Many people feel as though Goldman Sachs is a company with no conscience that was partially responsible for the near-collapse of the US (and global) economy.
Many people feel as though Goldman Sachs gamed the system during the 2008 meltdown, using their widespread contacts in Washington to secure a multi-billion dollar bailout of AIG that helped to make Goldman Sachs whole.
Many people are outraged that Goldman Sachs will pay out about $20 billion dollars in compensation expenses in 2009, despite being just a year removed from accepting $10 billion dollars as part of the Troubled Asset Relief Program.
It's tough to argue with any of these points. As a matter of fact, it's impossible to argue any of these points.
Lloyd Blankfein, Chairman and CEO of Goldman Sachs, says that the company's reputation is "very important to us."

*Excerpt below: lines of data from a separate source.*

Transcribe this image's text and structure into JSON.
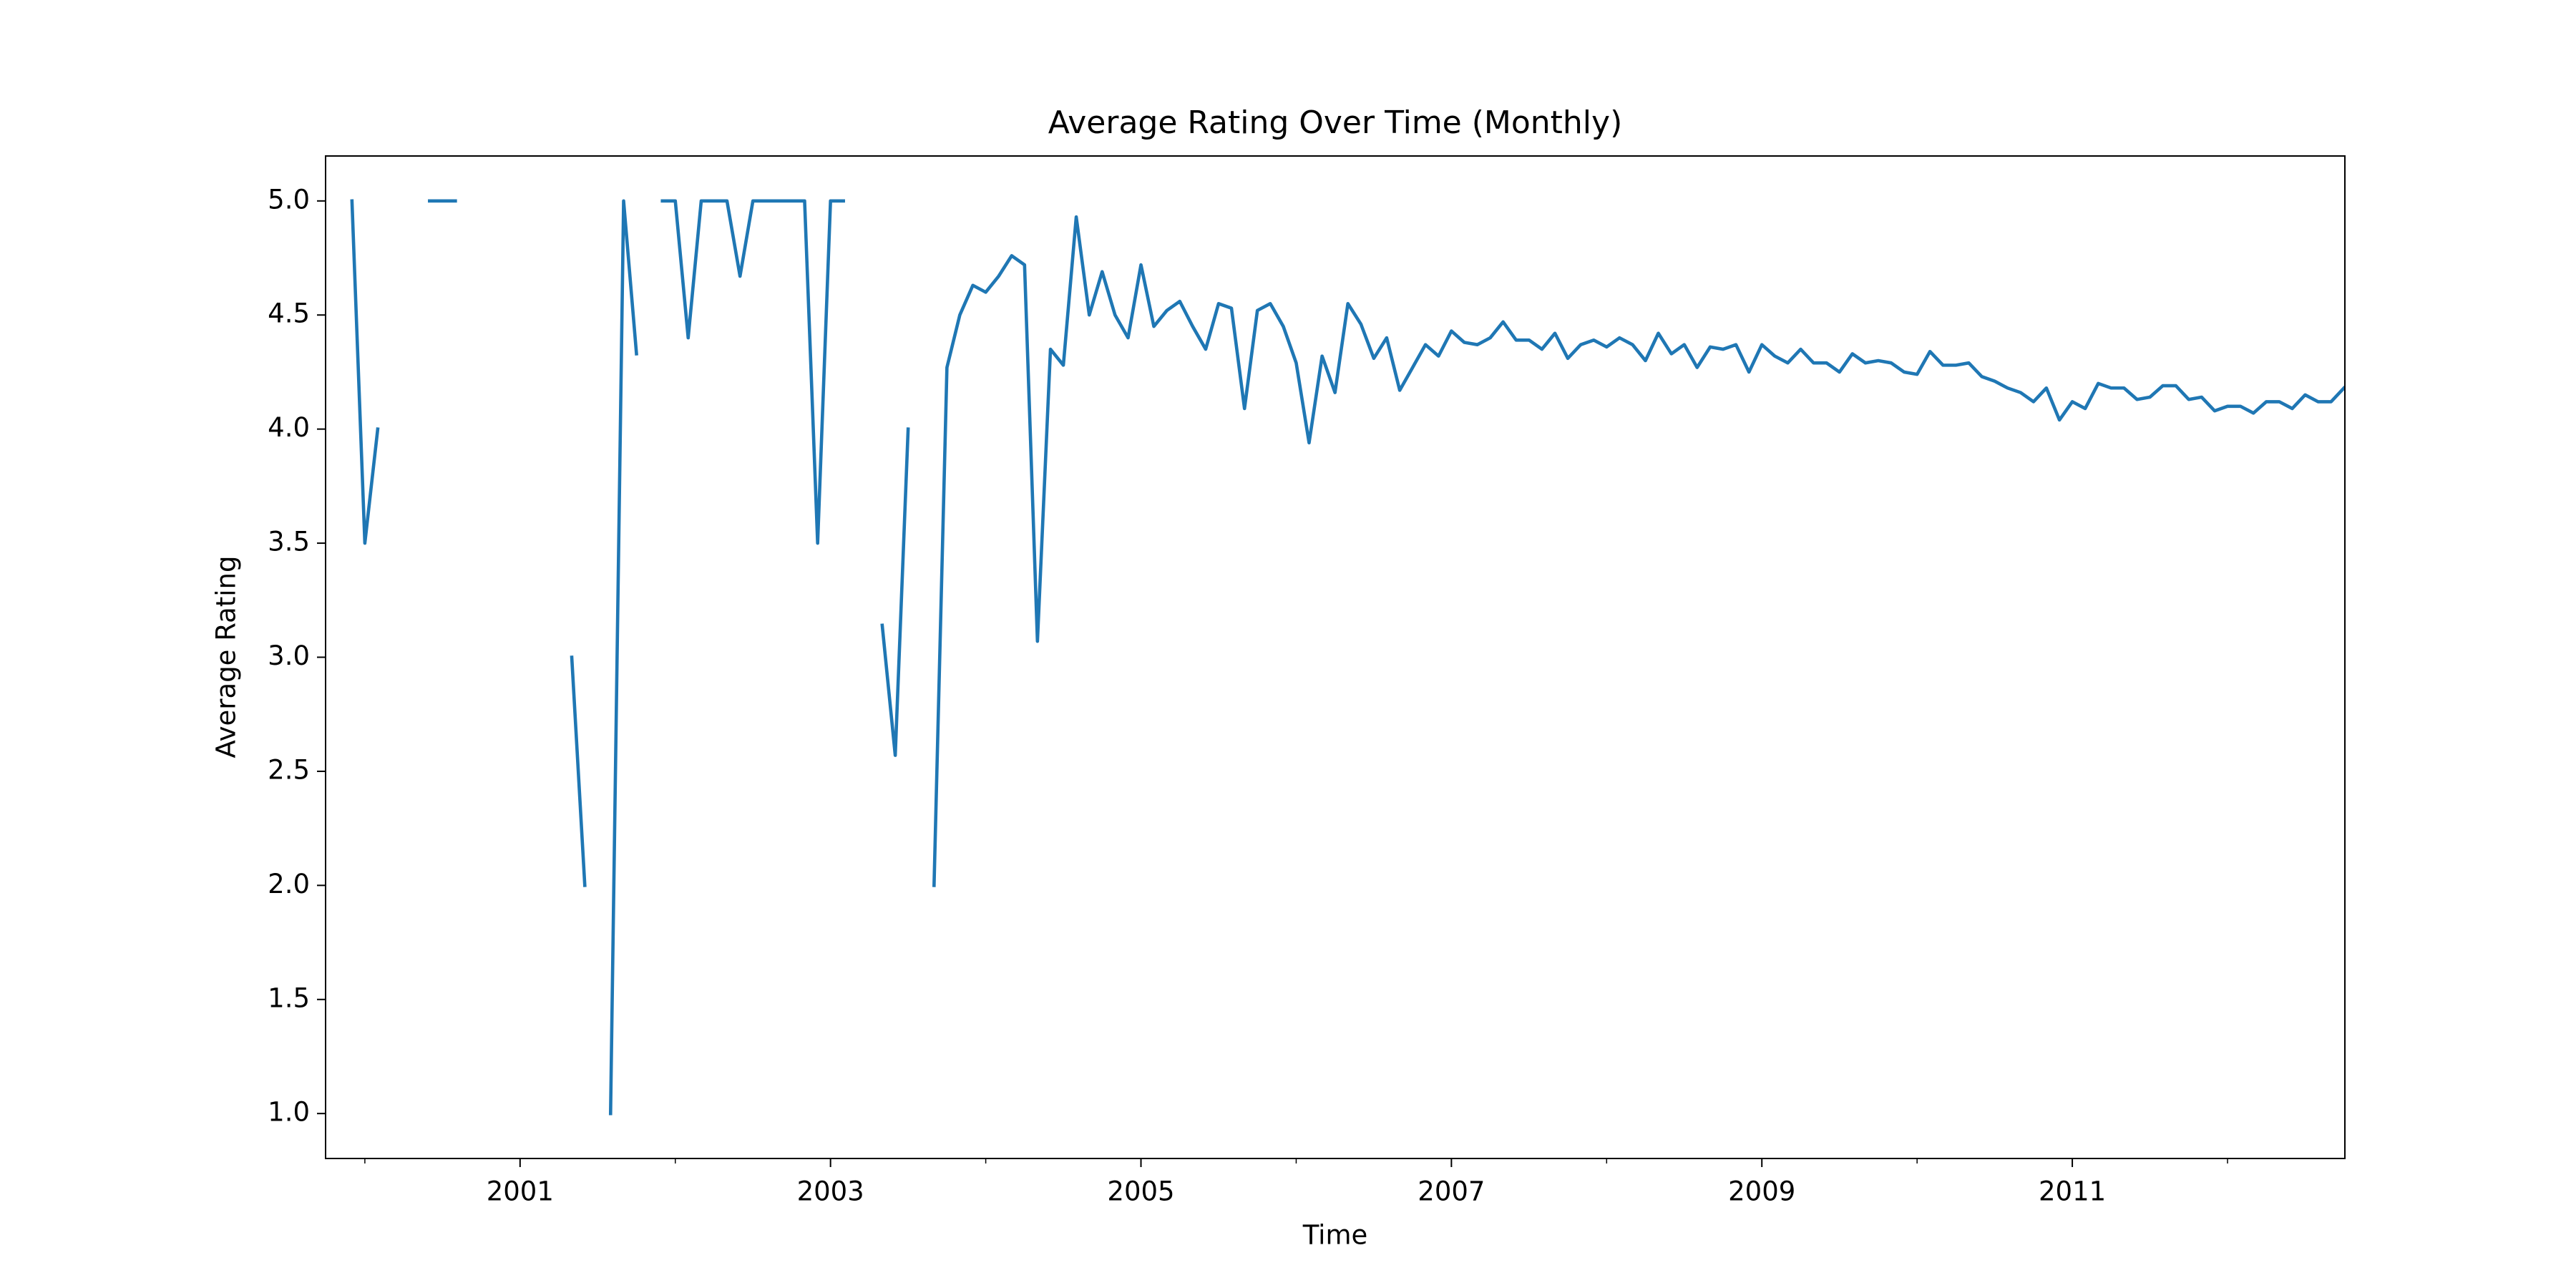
{
  "chart_data": {
    "type": "line",
    "title": "Average Rating Over Time (Monthly)",
    "x_label": "Time",
    "y_label": "Average Rating",
    "x": [
      1999.917,
      2000.0,
      2000.083,
      2000.167,
      2000.25,
      2000.333,
      2000.417,
      2000.5,
      2000.583,
      2000.667,
      2000.75,
      2000.833,
      2000.917,
      2001.0,
      2001.083,
      2001.167,
      2001.25,
      2001.333,
      2001.417,
      2001.5,
      2001.583,
      2001.667,
      2001.75,
      2001.833,
      2001.917,
      2002.0,
      2002.083,
      2002.167,
      2002.25,
      2002.333,
      2002.417,
      2002.5,
      2002.583,
      2002.667,
      2002.75,
      2002.833,
      2002.917,
      2003.0,
      2003.083,
      2003.167,
      2003.25,
      2003.333,
      2003.417,
      2003.5,
      2003.583,
      2003.667,
      2003.75,
      2003.833,
      2003.917,
      2004.0,
      2004.083,
      2004.167,
      2004.25,
      2004.333,
      2004.417,
      2004.5,
      2004.583,
      2004.667,
      2004.75,
      2004.833,
      2004.917,
      2005.0,
      2005.083,
      2005.167,
      2005.25,
      2005.333,
      2005.417,
      2005.5,
      2005.583,
      2005.667,
      2005.75,
      2005.833,
      2005.917,
      2006.0,
      2006.083,
      2006.167,
      2006.25,
      2006.333,
      2006.417,
      2006.5,
      2006.583,
      2006.667,
      2006.75,
      2006.833,
      2006.917,
      2007.0,
      2007.083,
      2007.167,
      2007.25,
      2007.333,
      2007.417,
      2007.5,
      2007.583,
      2007.667,
      2007.75,
      2007.833,
      2007.917,
      2008.0,
      2008.083,
      2008.167,
      2008.25,
      2008.333,
      2008.417,
      2008.5,
      2008.583,
      2008.667,
      2008.75,
      2008.833,
      2008.917,
      2009.0,
      2009.083,
      2009.167,
      2009.25,
      2009.333,
      2009.417,
      2009.5,
      2009.583,
      2009.667,
      2009.75,
      2009.833,
      2009.917,
      2010.0,
      2010.083,
      2010.167,
      2010.25,
      2010.333,
      2010.417,
      2010.5,
      2010.583,
      2010.667,
      2010.75,
      2010.833,
      2010.917,
      2011.0,
      2011.083,
      2011.167,
      2011.25,
      2011.333,
      2011.417,
      2011.5,
      2011.583,
      2011.667,
      2011.75,
      2011.833,
      2011.917,
      2012.0,
      2012.083,
      2012.167,
      2012.25,
      2012.333,
      2012.417,
      2012.5,
      2012.583,
      2012.667,
      2012.75
    ],
    "series": [
      {
        "color": "#1f77b4",
        "values": [
          5.0,
          3.5,
          4.0,
          null,
          null,
          null,
          5.0,
          5.0,
          5.0,
          null,
          null,
          null,
          null,
          null,
          null,
          null,
          null,
          3.0,
          2.0,
          null,
          1.0,
          5.0,
          4.33,
          null,
          5.0,
          5.0,
          4.4,
          5.0,
          5.0,
          5.0,
          4.67,
          5.0,
          5.0,
          5.0,
          5.0,
          5.0,
          3.5,
          5.0,
          5.0,
          null,
          null,
          3.14,
          2.57,
          4.0,
          null,
          2.0,
          4.27,
          4.5,
          4.63,
          4.6,
          4.67,
          4.76,
          4.72,
          3.07,
          4.35,
          4.28,
          4.93,
          4.5,
          4.69,
          4.5,
          4.4,
          4.72,
          4.45,
          4.52,
          4.56,
          4.45,
          4.35,
          4.55,
          4.53,
          4.09,
          4.52,
          4.55,
          4.45,
          4.29,
          3.94,
          4.32,
          4.16,
          4.55,
          4.46,
          4.31,
          4.4,
          4.17,
          4.27,
          4.37,
          4.32,
          4.43,
          4.38,
          4.37,
          4.4,
          4.47,
          4.39,
          4.39,
          4.35,
          4.42,
          4.31,
          4.37,
          4.39,
          4.36,
          4.4,
          4.37,
          4.3,
          4.42,
          4.33,
          4.37,
          4.27,
          4.36,
          4.35,
          4.37,
          4.25,
          4.37,
          4.32,
          4.29,
          4.35,
          4.29,
          4.29,
          4.25,
          4.33,
          4.29,
          4.3,
          4.29,
          4.25,
          4.24,
          4.34,
          4.28,
          4.28,
          4.29,
          4.23,
          4.21,
          4.18,
          4.16,
          4.12,
          4.18,
          4.04,
          4.12,
          4.09,
          4.2,
          4.18,
          4.18,
          4.13,
          4.14,
          4.19,
          4.19,
          4.13,
          4.14,
          4.08,
          4.1,
          4.1,
          4.07,
          4.12,
          4.12,
          4.09,
          4.15,
          4.12,
          4.12,
          4.18
        ]
      }
    ],
    "xlim": [
      1999.747,
      2012.756
    ],
    "xticks": [
      2001,
      2003,
      2005,
      2007,
      2009,
      2011
    ],
    "xminorticks": [
      2000,
      2002,
      2004,
      2006,
      2008,
      2010,
      2012
    ],
    "ylim": [
      0.803,
      5.197
    ],
    "yticks": [
      {
        "value": 1,
        "label": "1.0"
      },
      {
        "value": 1.5,
        "label": "1.5"
      },
      {
        "value": 2,
        "label": "2.0"
      },
      {
        "value": 2.5,
        "label": "2.5"
      },
      {
        "value": 3,
        "label": "3.0"
      },
      {
        "value": 3.5,
        "label": "3.5"
      },
      {
        "value": 4,
        "label": "4.0"
      },
      {
        "value": 4.5,
        "label": "4.5"
      },
      {
        "value": 5,
        "label": "5.0"
      }
    ],
    "grid": false
  }
}
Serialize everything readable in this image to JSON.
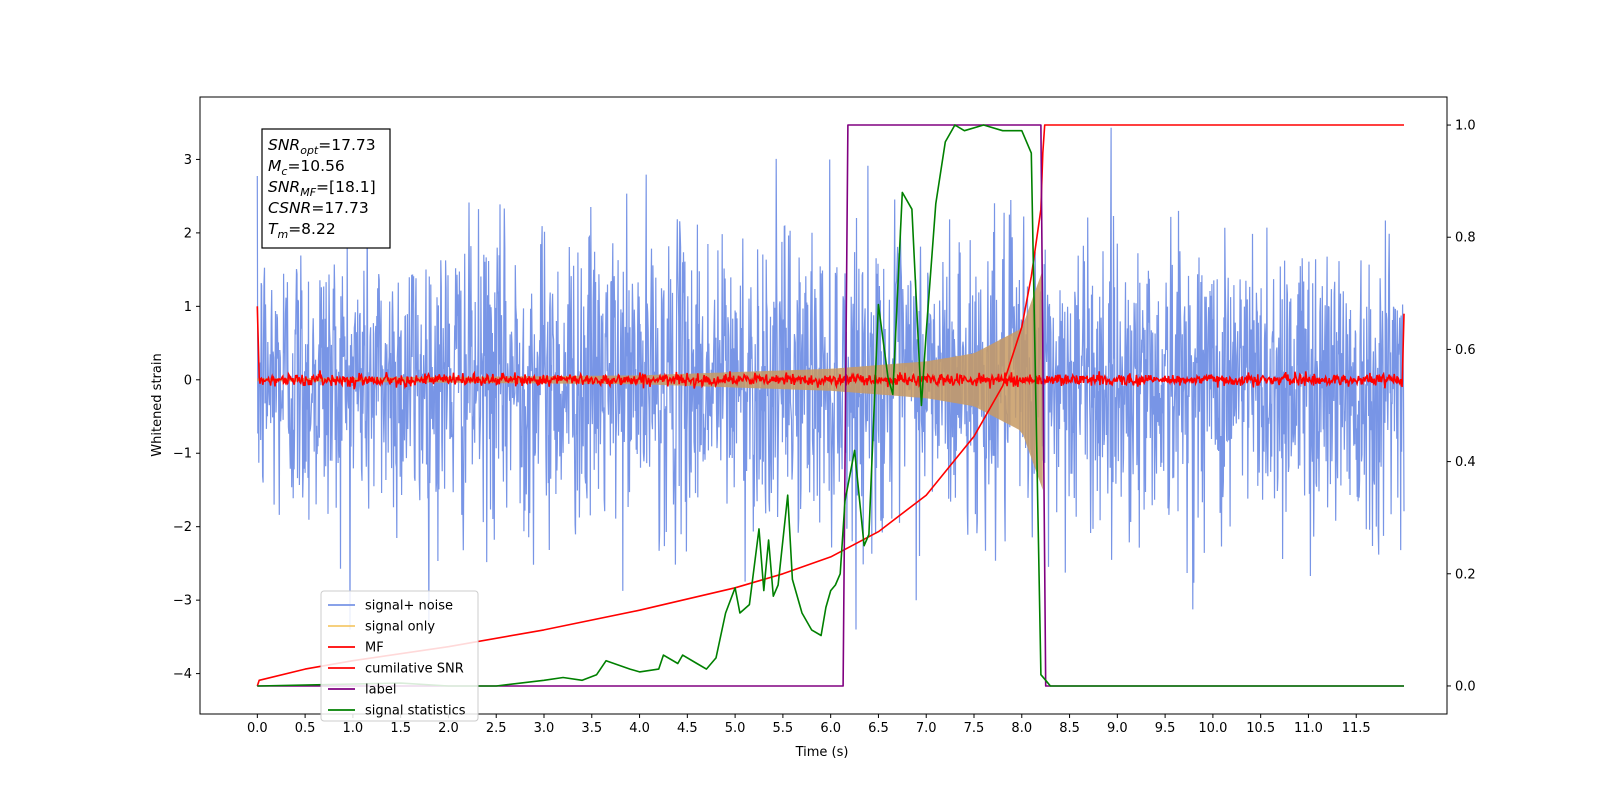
{
  "chart_data": {
    "type": "line",
    "xlabel": "Time (s)",
    "ylabel": "Whitened strain",
    "xlim": [
      -0.6,
      12.45
    ],
    "ylim": [
      -4.55,
      3.85
    ],
    "y2lim": [
      -0.05,
      1.05
    ],
    "grid": false,
    "xticks": [
      "0.0",
      "0.5",
      "1.0",
      "1.5",
      "2.0",
      "2.5",
      "3.0",
      "3.5",
      "4.0",
      "4.5",
      "5.0",
      "5.5",
      "6.0",
      "6.5",
      "7.0",
      "7.5",
      "8.0",
      "8.5",
      "9.0",
      "9.5",
      "10.0",
      "10.5",
      "11.0",
      "11.5"
    ],
    "yticks": [
      "3",
      "2",
      "1",
      "0",
      "−1",
      "−2",
      "−3",
      "−4"
    ],
    "y2ticks": [
      "1.0",
      "0.8",
      "0.6",
      "0.4",
      "0.2",
      "0.0"
    ],
    "annotation": {
      "snr_opt": {
        "base": "SNR",
        "sub": "opt",
        "value": "=17.73"
      },
      "mc": {
        "base": "M",
        "sub": "c",
        "value": "=10.56"
      },
      "snr_mf": {
        "base": "SNR",
        "sub": "MF",
        "value": "=[18.1]"
      },
      "csnr": {
        "base": "CSNR",
        "value": "=17.73"
      },
      "tm": {
        "base": "T",
        "sub": "m",
        "value": "=8.22"
      }
    },
    "legend": {
      "placement": "lower-left",
      "entries": [
        "signal+ noise",
        "signal only",
        "MF",
        "cumilative SNR",
        "label",
        "signal statistics"
      ]
    },
    "series": [
      {
        "name": "signal+ noise",
        "axis": "left",
        "color": "#7895e6",
        "description_values": {
          "x_range": [
            0,
            12
          ],
          "amplitude_std": 1.0,
          "peak_range": [
            -3.4,
            3.5
          ]
        }
      },
      {
        "name": "signal only",
        "axis": "left",
        "color": "#f5c96b",
        "chirp_end": 8.22,
        "envelope": {
          "x": [
            0,
            4,
            6,
            7,
            7.5,
            8.0,
            8.22
          ],
          "y": [
            0.02,
            0.06,
            0.15,
            0.25,
            0.36,
            0.7,
            1.5
          ]
        }
      },
      {
        "name": "MF",
        "axis": "left",
        "color": "#ff0000",
        "description_values": {
          "x_range": [
            0,
            12
          ],
          "baseline": 0,
          "edge_value": 1.0
        }
      },
      {
        "name": "cumilative SNR",
        "axis": "right",
        "color": "#ff0000",
        "x": [
          0,
          0.02,
          0.5,
          1.0,
          2.0,
          3.0,
          4.0,
          5.0,
          5.5,
          6.0,
          6.5,
          7.0,
          7.5,
          7.8,
          8.0,
          8.1,
          8.2,
          8.22,
          8.24,
          12.0
        ],
        "y": [
          0.0,
          0.01,
          0.03,
          0.045,
          0.07,
          0.1,
          0.135,
          0.175,
          0.2,
          0.23,
          0.275,
          0.34,
          0.445,
          0.535,
          0.64,
          0.73,
          0.85,
          0.95,
          1.0,
          1.0
        ]
      },
      {
        "name": "label",
        "axis": "right",
        "color": "#800080",
        "x": [
          0,
          6.13,
          6.18,
          8.2,
          8.25,
          12.0
        ],
        "y": [
          0,
          0,
          1,
          1,
          0,
          0
        ]
      },
      {
        "name": "signal statistics",
        "axis": "right",
        "color": "#008000",
        "x": [
          0,
          1.5,
          2.0,
          2.5,
          3.0,
          3.2,
          3.4,
          3.55,
          3.65,
          3.9,
          4.0,
          4.2,
          4.25,
          4.4,
          4.45,
          4.6,
          4.7,
          4.8,
          4.9,
          5.0,
          5.05,
          5.15,
          5.25,
          5.3,
          5.35,
          5.4,
          5.45,
          5.55,
          5.6,
          5.7,
          5.8,
          5.9,
          5.95,
          6.0,
          6.05,
          6.1,
          6.15,
          6.25,
          6.35,
          6.4,
          6.5,
          6.6,
          6.65,
          6.75,
          6.85,
          6.95,
          7.0,
          7.1,
          7.2,
          7.3,
          7.4,
          7.6,
          7.8,
          8.0,
          8.1,
          8.2,
          8.25,
          8.3,
          12.0
        ],
        "y": [
          0.0,
          0.005,
          0.0,
          0.0,
          0.01,
          0.015,
          0.01,
          0.02,
          0.045,
          0.03,
          0.025,
          0.03,
          0.055,
          0.04,
          0.055,
          0.04,
          0.03,
          0.05,
          0.13,
          0.175,
          0.13,
          0.145,
          0.28,
          0.17,
          0.26,
          0.16,
          0.18,
          0.34,
          0.19,
          0.13,
          0.1,
          0.09,
          0.14,
          0.17,
          0.18,
          0.2,
          0.33,
          0.42,
          0.25,
          0.27,
          0.68,
          0.55,
          0.52,
          0.88,
          0.85,
          0.5,
          0.63,
          0.86,
          0.97,
          1.0,
          0.99,
          1.0,
          0.99,
          0.99,
          0.95,
          0.02,
          0.01,
          0.0,
          0.0
        ]
      }
    ]
  }
}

While the company is not very popular at all right now (understatement of the century), Goldman Sachs is looking to at least blunt some of the criticism that is being directed at the company.
How are they looking to do this?
To start, apparently Goldman Sachs (along with Warren Buffett) will be providing aid to small businesses in an effort to "blunt pay backlash".
If this isn't enough, Goldman Sachs has something else for you - an apology.
Blankfein, at a recent conference in New York, said that "we participated in things that were clearly wrong" (referring to the firm's role in some of the activities that led to the financial crisis), and that "we apologize".
Does this apology make you feel any better? I mean, if you are reading this article, then there is a good chance that you are American, which means that you directly contributed to the bailout of AIG, which means that you directly contributed to the bailout of Goldman Sachs.
Does this apology make you feel any better about the fact that Goldman Sachs is going to pay out $20 billion+ in compensation when the national unemployment rate is over 10%?
Does this apology make you feel any better about the fact that Goldman Sachs has not changed its ways one bit, despite the fact that the company was nearly incinerated during the height of the financial meltdown?
Maybe it's just me, but the words from Blankfein seem just a bit hollow.